A Matter of Wireless Trust

For various very good reasons, we’ve recently had to change the the certificate presented by our RADIUS server for the wireless networks. The process of accepting the new certificate was a breeze on the vast majority of systems.
In fact, that was the case for everything except a few OS X systems. Now I should stress that the certificate is signed by a public CA trusted by the machines in question. There’s no good reason the certificate wouldn’t be accepted.
Which the OS X systems would dutifully do, until the user connected a second time. They would then be prompted to accept the certificate again. Something that would happen every single time you connected to the network. As you can imagine, that went down well with end users.
Our first approach to tackling the problem was to find the root, intermediate and server certificate the machine imported and fully trust them. It was hoped that would prevent the pop-ups from occurring. Sadly, no such luck.
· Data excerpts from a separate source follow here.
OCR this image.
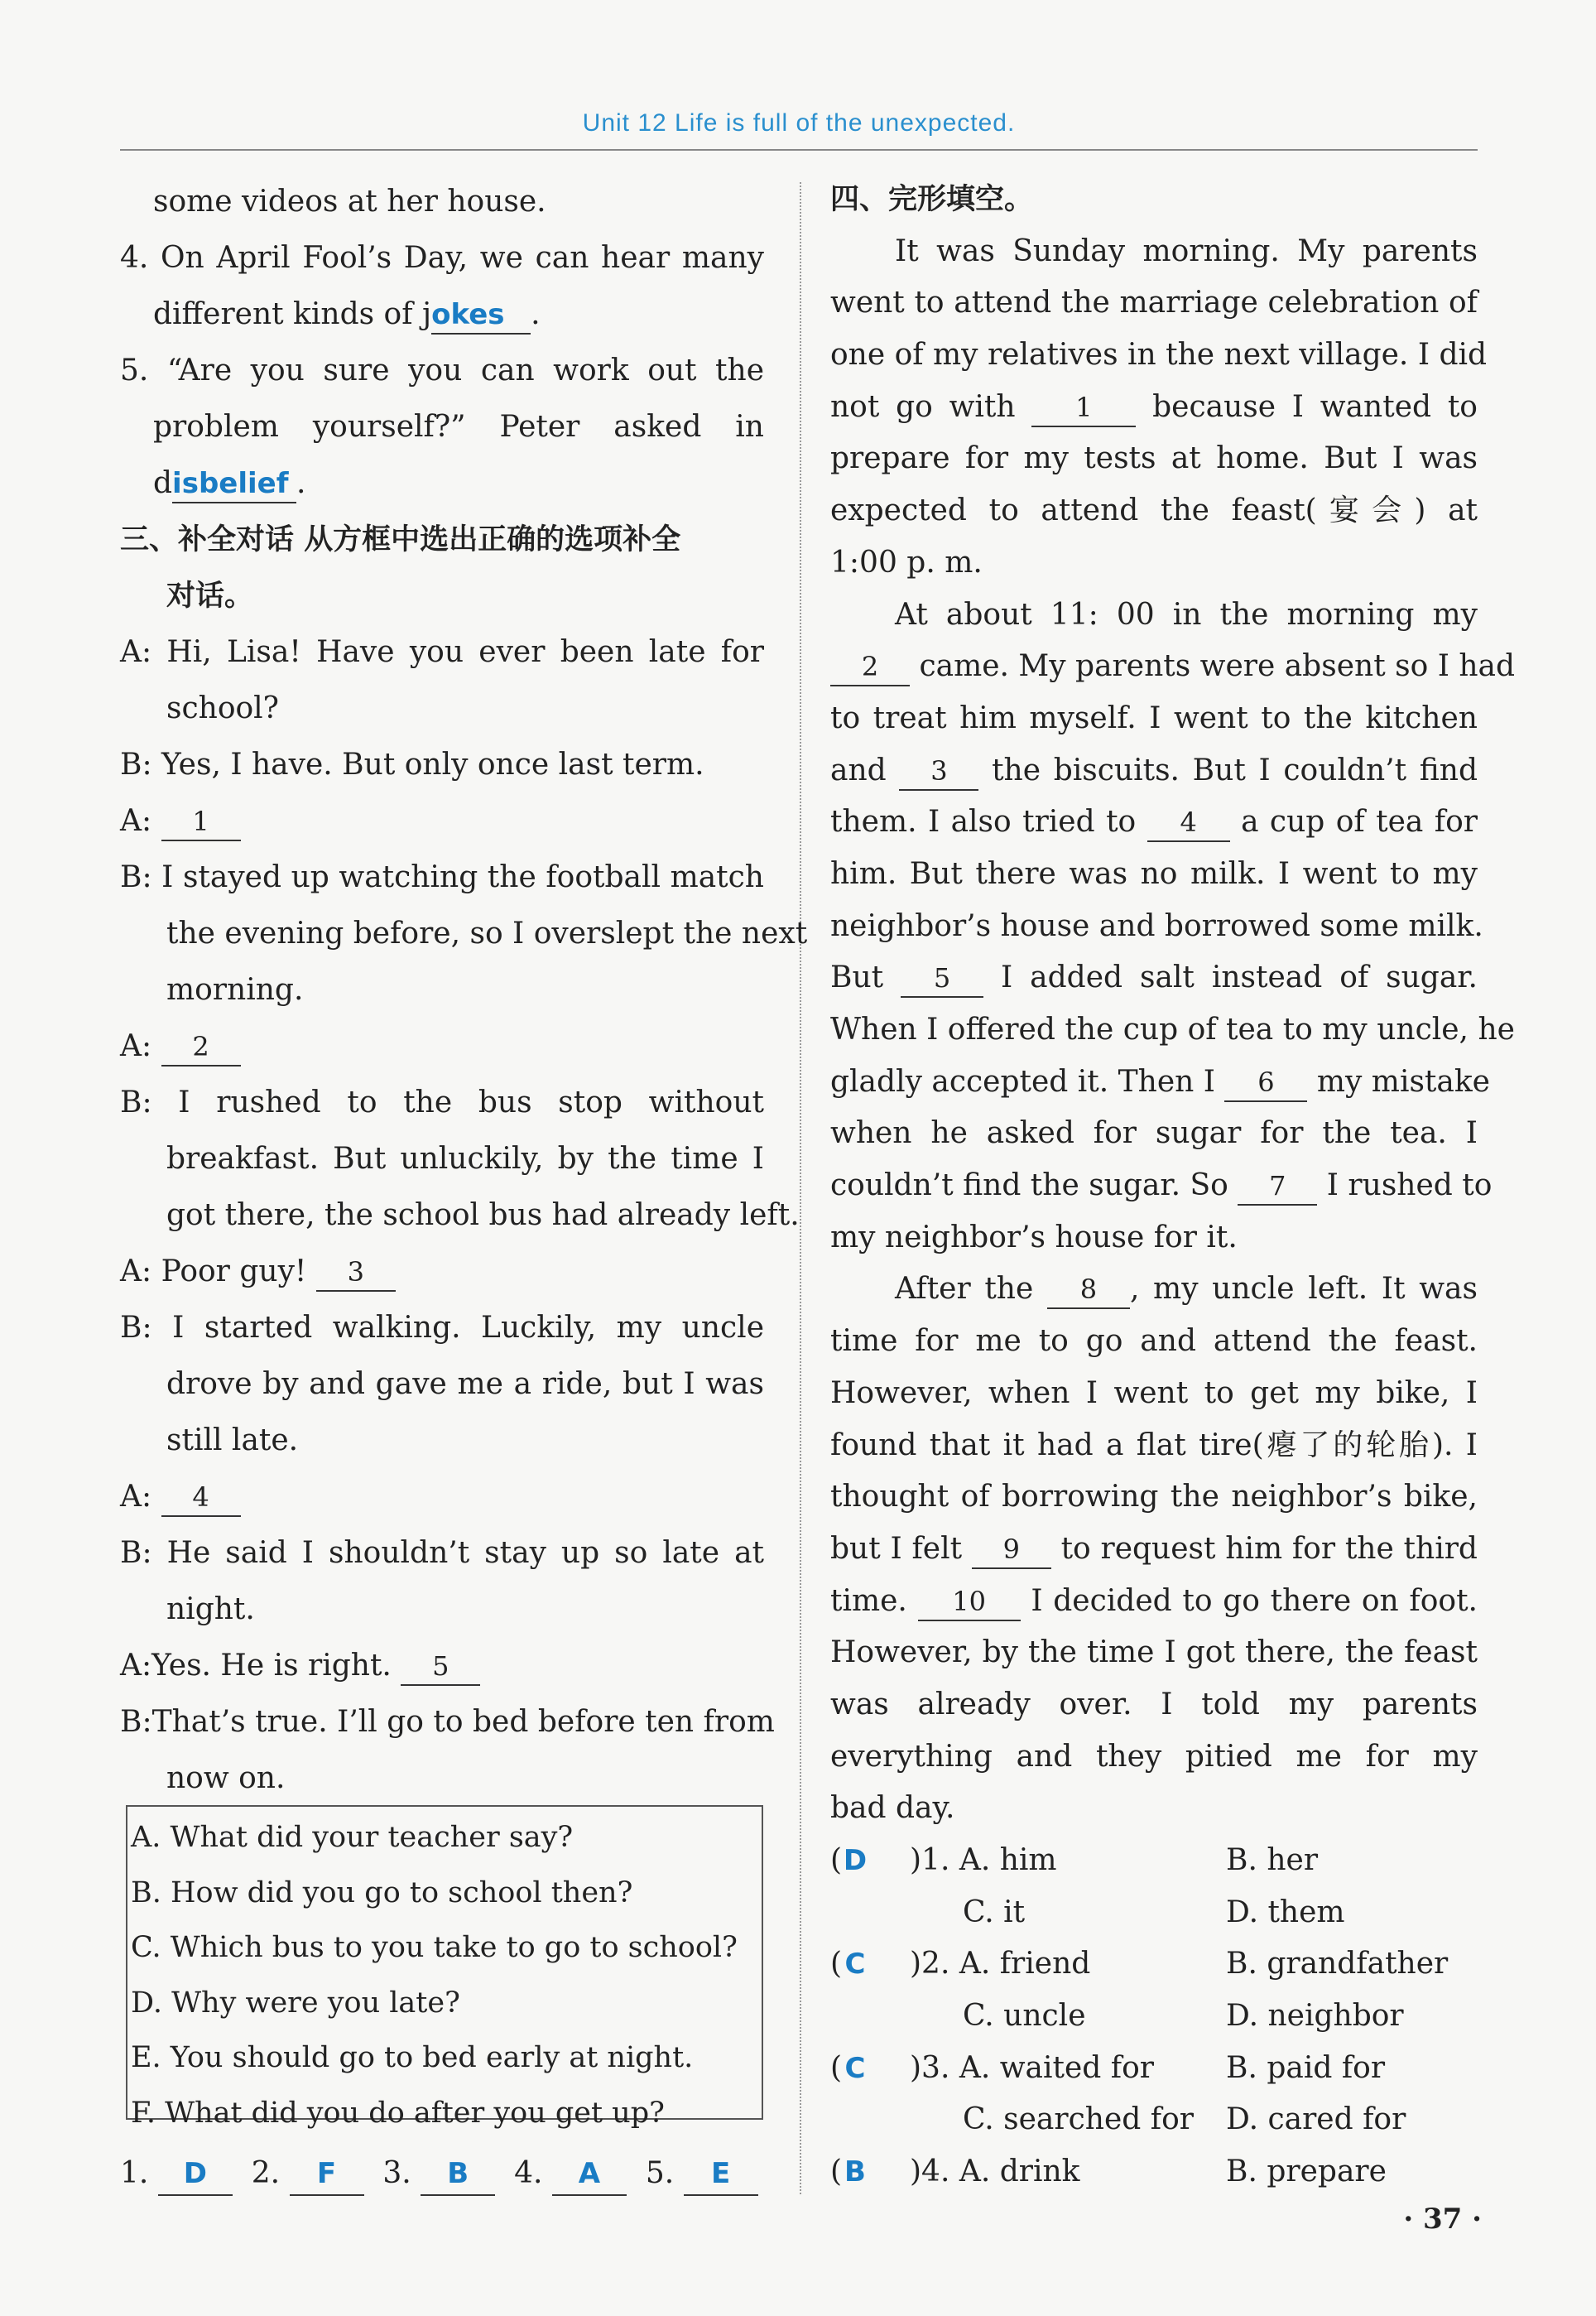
Unit 12 Life is full of the unexpected.
some videos at her house.
4. On April Fool’s Day, we can hear many
different kinds of jokes .
5. “Are you sure you can work out the
problem yourself?” Peter asked in
disbelief .
三、补全对话 从方框中选出正确的选项补全
对话。
A: Hi, Lisa! Have you ever been late for
school?
B: Yes, I have. But only once last term.
A: 1
B: I stayed up watching the football match
the evening before, so I overslept the next
morning.
A: 2
B: I rushed to the bus stop without
breakfast. But unluckily, by the time I
got there, the school bus had already left.
A: Poor guy! 3
B: I started walking. Luckily, my uncle
drove by and gave me a ride, but I was
still late.
A: 4
B: He said I shouldn’t stay up so late at
night.
A:Yes. He is right. 5
B:That’s true. I’ll go to bed before ten from
now on.
A. What did your teacher say?
B. How did you go to school then?
C. Which bus to you take to go to school?
D. Why were you late?
E. You should go to bed early at night.
F. What did you do after you get up?
1. D 2. F 3. B 4. A 5. E
四、完形填空。
It was Sunday morning. My parents
went to attend the marriage celebration of
one of my relatives in the next village. I did
not go with 1 because I wanted to
prepare for my tests at home. But I was
expected to attend the feast(宴会) at
1:00 p. m.
At about 11: 00 in the morning my
2 came. My parents were absent so I had
to treat him myself. I went to the kitchen
and 3 the biscuits. But I couldn’t find
them. I also tried to 4 a cup of tea for
him. But there was no milk. I went to my
neighbor’s house and borrowed some milk.
But 5 I added salt instead of sugar.
When I offered the cup of tea to my uncle, he
gladly accepted it. Then I 6 my mistake
when he asked for sugar for the tea. I
couldn’t find the sugar. So 7 I rushed to
my neighbor’s house for it.
After the 8 , my uncle left. It was
time for me to go and attend the feast.
However, when I went to get my bike, I
found that it had a flat tire(瘪了的轮胎). I
thought of borrowing the neighbor’s bike,
but I felt 9 to request him for the third
time. 10 I decided to go there on foot.
However, by the time I got there, the feast
was already over. I told my parents
everything and they pitied me for my
bad day.
( D	)1. A. him	B. her
C. it	D. them
( C	)2. A. friend	B. grandfather
C. uncle	D. neighbor
( C	)3. A. waited for B. paid for
C. searched for D. cared for
( B	)4. A. drink	B. prepare
· 37 ·
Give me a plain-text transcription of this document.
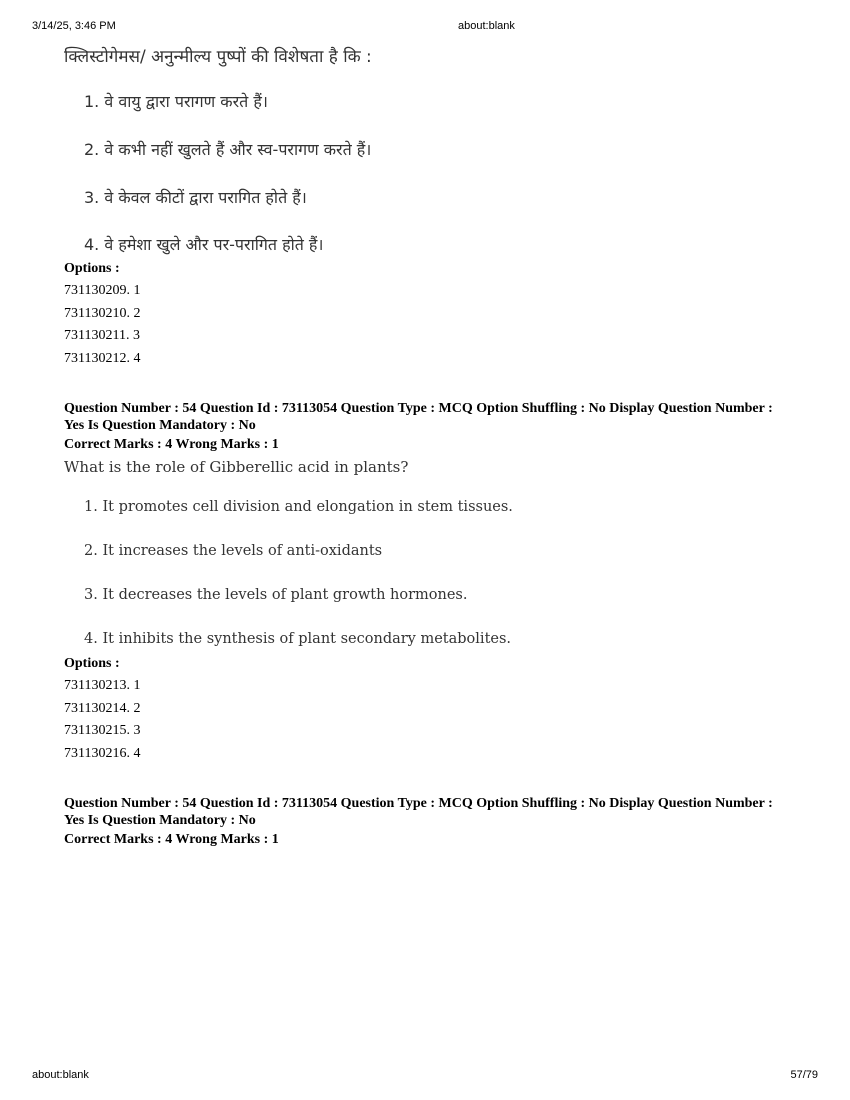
3/14/25, 3:46 PM	about:blank
क्लिस्टोगेमस/ अनुन्मील्य पुष्पों की विशेषता है कि :
1. वे वायु द्वारा परागण करते हैं।
2. वे कभी नहीं खुलते हैं और स्व-परागण करते हैं।
3. वे केवल कीटों द्वारा परागित होते हैं।
4. वे हमेशा खुले और पर-परागित होते हैं।
Options :
731130209. 1
731130210. 2
731130211. 3
731130212. 4
Question Number : 54 Question Id : 73113054 Question Type : MCQ Option Shuffling : No Display Question Number : Yes Is Question Mandatory : No
Correct Marks : 4 Wrong Marks : 1
What is the role of Gibberellic acid in plants?
1. It promotes cell division and elongation in stem tissues.
2. It increases the levels of anti-oxidants
3. It decreases the levels of plant growth hormones.
4. It inhibits the synthesis of plant secondary metabolites.
Options :
731130213. 1
731130214. 2
731130215. 3
731130216. 4
Question Number : 54 Question Id : 73113054 Question Type : MCQ Option Shuffling : No Display Question Number : Yes Is Question Mandatory : No
Correct Marks : 4 Wrong Marks : 1
about:blank	57/79
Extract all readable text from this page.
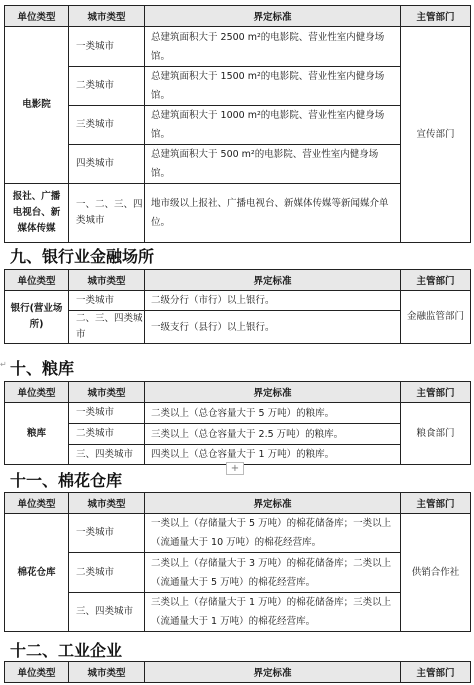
单位类型	城市类型	界定标准	主管部门
电影院	一类城市	总建筑面积大于 2500 m²的电影院、营业性室内健身场馆。	宣传部门
	二类城市	总建筑面积大于 1500 m²的电影院、营业性室内健身场馆。	
	三类城市	总建筑面积大于 1000 m²的电影院、营业性室内健身场馆。	
	四类城市	总建筑面积大于 500 m²的电影院、营业性室内健身场馆。	
报社、广播电视台、新媒体传媒	一、二、三、四类城市	地市级以上报社、广播电视台、新媒体传媒等新闻媒介单位。	
九、银行业金融场所
单位类型	城市类型	界定标准	主管部门
银行(营业场所)	一类城市	二级分行（市行）以上银行。	金融监管部门
	二、三、四类城市	一级支行（县行）以上银行。	
↵ 十、粮库
单位类型	城市类型	界定标准	主管部门
粮库	一类城市	二类以上（总仓容量大于 5 万吨）的粮库。	粮食部门
	二类城市	三类以上（总仓容量大于 2.5 万吨）的粮库。	
	三、四类城市	四类以上（总仓容量大于 1 万吨）的粮库。	
+
十一、棉花仓库
单位类型	城市类型	界定标准	主管部门
棉花仓库	一类城市	一类以上（存储量大于 5 万吨）的棉花储备库；一类以上（流通量大于 10 万吨）的棉花经营库。	供销合作社
	二类城市	二类以上（存储量大于 3 万吨）的棉花储备库；二类以上（流通量大于 5 万吨）的棉花经营库。	
	三、四类城市	三类以上（存储量大于 1 万吨）的棉花储备库；三类以上（流通量大于 1 万吨）的棉花经营库。	
十二、工业企业
单位类型	城市类型	界定标准	主管部门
We still saw alerts from eapol in the system log indicating nothing had changed.
Clearing the wireless network configuration and starting again didn’t help.
The solution to this problem is both confusing and daft. Connect to the network and clear the certificate prompt. Now open up Keychain Manager. Find the certificates in the login keychain (root, intermediate and server) them delete them (right click and select delete from the menu). You’ll be prompted for a password to remove each certificate.
Disconnect from the network and re-connect. You shouldn’t be prompted again.